Washam replied that he never stopped doing it, and accused local leaders of abusing legal process. But internal documents from his office and his own prior statements tell a different story.
The clash could come to a head Thursday in Superior Court, when a judge will hear the county argue for a writ of mandate, filed by prosecutors Monday, that would compel Washam’s office to continue inspecting new construction in the county and report the associated values by Aug. 31.
That’s a state deadline, written into law, applicable to all county assessors.
The county’s writ would leave Washam two options: He could argue against it in court, or simply continue to inspect new construction according to his duties under law.
Prosecutor Mark Lindquist hopes for the second option.
“If in fact he does it, we’ll call that a victory for Pierce County taxpayers,” Lindquist said Monday. “He can end this any time by just agreeing to do his job.”
If Washam tries to fight the writ, he’ll face opposition from the state as well as county leaders. On Monday, the state Department of Revenue underlined the county’s concerns and ordered Washam to continue inspections of new construction.
Technically, Washam’s staff members still were working on new construction Monday – but the threat of stopping that work has been in play since mid-June, alarming county leaders who are beginning to build next year’s budget.
New construction, meaning new homes and improvements, adds new money to budgets, for the county as well as cities, schools, fire districts and other local government agencies.
Fairness is another factor. Not inspecting new construction means property owners who build homes or additions become “free riders,” going for a year or more without paying taxes while existing property owners pay the full freight.
The standoff between the assessor and county leaders stems from an order Washam gave to his staff in June. Through a subordinate, he ordered property appraisers to stop inspections of new construction July 1 and return to continuing physical inspections of existing properties.
Inspecting existing properties is Washam’s signature issue. He believes past property assessments were tainted by his predecessor’s use of computer models. He wants to correct them all, though state records show the values met or exceeded international standards of accuracy.

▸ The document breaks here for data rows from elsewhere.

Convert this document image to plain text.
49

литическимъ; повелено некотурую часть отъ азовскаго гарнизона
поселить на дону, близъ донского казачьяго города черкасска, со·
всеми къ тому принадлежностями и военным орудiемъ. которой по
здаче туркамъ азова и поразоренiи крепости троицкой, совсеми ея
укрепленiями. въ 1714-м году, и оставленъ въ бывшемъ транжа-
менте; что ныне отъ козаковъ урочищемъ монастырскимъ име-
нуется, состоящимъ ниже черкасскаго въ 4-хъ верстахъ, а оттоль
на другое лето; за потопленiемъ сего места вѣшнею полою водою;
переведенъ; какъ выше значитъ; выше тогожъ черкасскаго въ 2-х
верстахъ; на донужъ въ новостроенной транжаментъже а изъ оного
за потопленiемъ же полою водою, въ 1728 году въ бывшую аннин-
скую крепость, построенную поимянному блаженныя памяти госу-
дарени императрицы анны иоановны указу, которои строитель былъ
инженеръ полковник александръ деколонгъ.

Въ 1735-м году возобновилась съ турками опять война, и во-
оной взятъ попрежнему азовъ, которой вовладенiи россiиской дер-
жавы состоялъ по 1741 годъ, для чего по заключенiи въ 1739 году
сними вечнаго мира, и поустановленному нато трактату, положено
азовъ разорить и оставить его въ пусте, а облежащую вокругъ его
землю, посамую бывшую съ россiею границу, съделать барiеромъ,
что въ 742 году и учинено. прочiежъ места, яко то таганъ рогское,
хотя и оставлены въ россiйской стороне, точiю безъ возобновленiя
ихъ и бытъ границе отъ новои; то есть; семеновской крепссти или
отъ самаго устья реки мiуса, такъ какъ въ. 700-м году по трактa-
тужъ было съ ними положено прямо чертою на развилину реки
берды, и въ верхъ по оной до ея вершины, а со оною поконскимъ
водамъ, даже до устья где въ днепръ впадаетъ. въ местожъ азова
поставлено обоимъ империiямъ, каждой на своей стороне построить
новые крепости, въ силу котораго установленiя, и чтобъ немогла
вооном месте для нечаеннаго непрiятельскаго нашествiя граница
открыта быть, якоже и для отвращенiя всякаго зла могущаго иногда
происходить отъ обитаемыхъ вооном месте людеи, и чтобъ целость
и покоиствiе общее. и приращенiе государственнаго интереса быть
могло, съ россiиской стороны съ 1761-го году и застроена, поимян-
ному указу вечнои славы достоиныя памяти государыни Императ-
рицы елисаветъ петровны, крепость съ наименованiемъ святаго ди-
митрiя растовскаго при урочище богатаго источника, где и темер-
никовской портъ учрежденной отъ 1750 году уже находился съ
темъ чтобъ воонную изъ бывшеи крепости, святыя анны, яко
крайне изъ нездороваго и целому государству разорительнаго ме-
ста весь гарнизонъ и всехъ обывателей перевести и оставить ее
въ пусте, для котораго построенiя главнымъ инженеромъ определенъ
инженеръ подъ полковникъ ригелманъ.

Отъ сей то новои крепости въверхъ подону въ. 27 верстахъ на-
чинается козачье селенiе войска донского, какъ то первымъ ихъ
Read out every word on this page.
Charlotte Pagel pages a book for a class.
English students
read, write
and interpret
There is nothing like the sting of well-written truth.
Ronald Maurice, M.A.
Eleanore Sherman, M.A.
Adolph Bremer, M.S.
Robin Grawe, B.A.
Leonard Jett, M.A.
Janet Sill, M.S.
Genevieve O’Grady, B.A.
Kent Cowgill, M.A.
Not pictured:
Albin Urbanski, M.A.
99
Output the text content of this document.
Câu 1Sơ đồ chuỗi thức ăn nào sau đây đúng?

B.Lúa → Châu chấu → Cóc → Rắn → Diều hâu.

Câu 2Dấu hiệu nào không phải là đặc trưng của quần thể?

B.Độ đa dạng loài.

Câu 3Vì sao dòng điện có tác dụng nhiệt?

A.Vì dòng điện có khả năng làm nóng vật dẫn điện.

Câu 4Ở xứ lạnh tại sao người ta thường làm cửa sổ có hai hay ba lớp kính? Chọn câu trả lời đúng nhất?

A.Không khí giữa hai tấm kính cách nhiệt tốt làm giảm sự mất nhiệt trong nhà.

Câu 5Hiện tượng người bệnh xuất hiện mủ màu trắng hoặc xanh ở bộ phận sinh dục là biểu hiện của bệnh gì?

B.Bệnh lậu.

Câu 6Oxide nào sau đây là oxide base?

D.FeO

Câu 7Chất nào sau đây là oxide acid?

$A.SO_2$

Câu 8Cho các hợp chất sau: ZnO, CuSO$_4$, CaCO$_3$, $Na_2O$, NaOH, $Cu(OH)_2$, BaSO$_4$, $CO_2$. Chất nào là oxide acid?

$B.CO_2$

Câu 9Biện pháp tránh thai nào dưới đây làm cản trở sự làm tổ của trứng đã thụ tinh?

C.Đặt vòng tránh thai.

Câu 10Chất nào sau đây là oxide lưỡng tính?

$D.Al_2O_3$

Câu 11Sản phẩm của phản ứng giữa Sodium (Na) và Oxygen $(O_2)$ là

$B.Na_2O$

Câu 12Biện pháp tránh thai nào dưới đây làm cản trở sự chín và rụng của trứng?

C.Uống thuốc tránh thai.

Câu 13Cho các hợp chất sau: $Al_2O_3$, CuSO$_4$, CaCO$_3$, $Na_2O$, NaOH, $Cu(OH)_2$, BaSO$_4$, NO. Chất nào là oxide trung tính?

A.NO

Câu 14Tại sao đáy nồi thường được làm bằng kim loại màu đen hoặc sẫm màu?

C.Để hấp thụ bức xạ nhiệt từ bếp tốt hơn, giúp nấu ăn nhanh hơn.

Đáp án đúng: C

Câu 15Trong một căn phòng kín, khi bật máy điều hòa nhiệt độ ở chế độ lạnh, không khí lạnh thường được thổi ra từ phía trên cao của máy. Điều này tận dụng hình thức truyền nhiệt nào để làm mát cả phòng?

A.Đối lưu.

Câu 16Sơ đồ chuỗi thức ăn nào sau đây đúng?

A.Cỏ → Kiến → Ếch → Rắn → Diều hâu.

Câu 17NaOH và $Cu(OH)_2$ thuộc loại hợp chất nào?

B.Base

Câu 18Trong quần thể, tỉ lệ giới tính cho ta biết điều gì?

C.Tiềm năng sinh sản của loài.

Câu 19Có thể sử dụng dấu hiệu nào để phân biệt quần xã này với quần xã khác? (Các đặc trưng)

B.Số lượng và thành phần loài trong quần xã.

What’s more, Washam has already met his quota of existing inspections for the year. He reported his success to the Revenue Department last month.
The trouble is Washam wants to keep going. He’s placing a longer deadline in front of a shorter one. He wants to finish next year’s physical inspections, which aren’t due until May 31, 2013.
Monday’s order from the Revenue Department tells Washam to deal with new construction first and stick to a plan he agreed to follow in 2009. That plan includes a stipulation to complete all new construction inspections each year.
“It is our understanding that you intend to divert residential appraisal staff from assessing new construction to inspection of existing property,” states the letter, written by Kathy Beith, assistant director of the agency’s property tax division.
“If this occurs and you do not assess all taxable new construction, you will not be in compliance with your approved revaluation plan.”
Washam did not respond to questions The News Tribune sent to his office Monday. He spoke briefly to a KOMO-TV reporter who asked about the new-construction issue.
“We were on point to be done at all times,” Washam said.
That’s not what he said last month. In a June 13 email to appraisers, Washam’s chief deputy, Albert Ugas, told staff members to stop inspecting new construction July 1 – a month before the state deadline.
On June 14, in a memo to the county’s Budget and Finance Department, Washam said his office would be unable to complete new construction inspections.
On June 27, a County Council subcommittee voted to funnel $20,000 in emergency funding to Washam’s budget to assist with new-construction inspections. Washam then ordered his staff to work new construction for one more week.
The record appears in an email from Gary Foreman, an appraisal supervisor.
“As a result of a meeting and decision this afternoon, Mr. Washam gave orders to continue the pickup of new construction another week, through July 6,” Foreman wrote.
Washam also spoke to county staff members about halting new-construction inspections. In late June, after the council’s decision to spend $20,000, Washam spoke to Gary Robinson, who heads the county Budget and Finance Department.
Robinson says that Washam said $20,000 wouldn’t be enough to finish the new-construction work. Robinson asked how much Washam needed.
“At the end of the conversation, he indicated $150,000,” Robinson said. “He initially gave me a range of $140,000 to $160,000.”
Whether Washam will appear in court Thursday is unclear. If he doesn’t, one likely outcome is approval of the county’s writ: an order with legal force he’ll be obligated to follow.
“If he doesn’t show up, that court order becomes binding, and we have an insurance policy,” Lindquist said.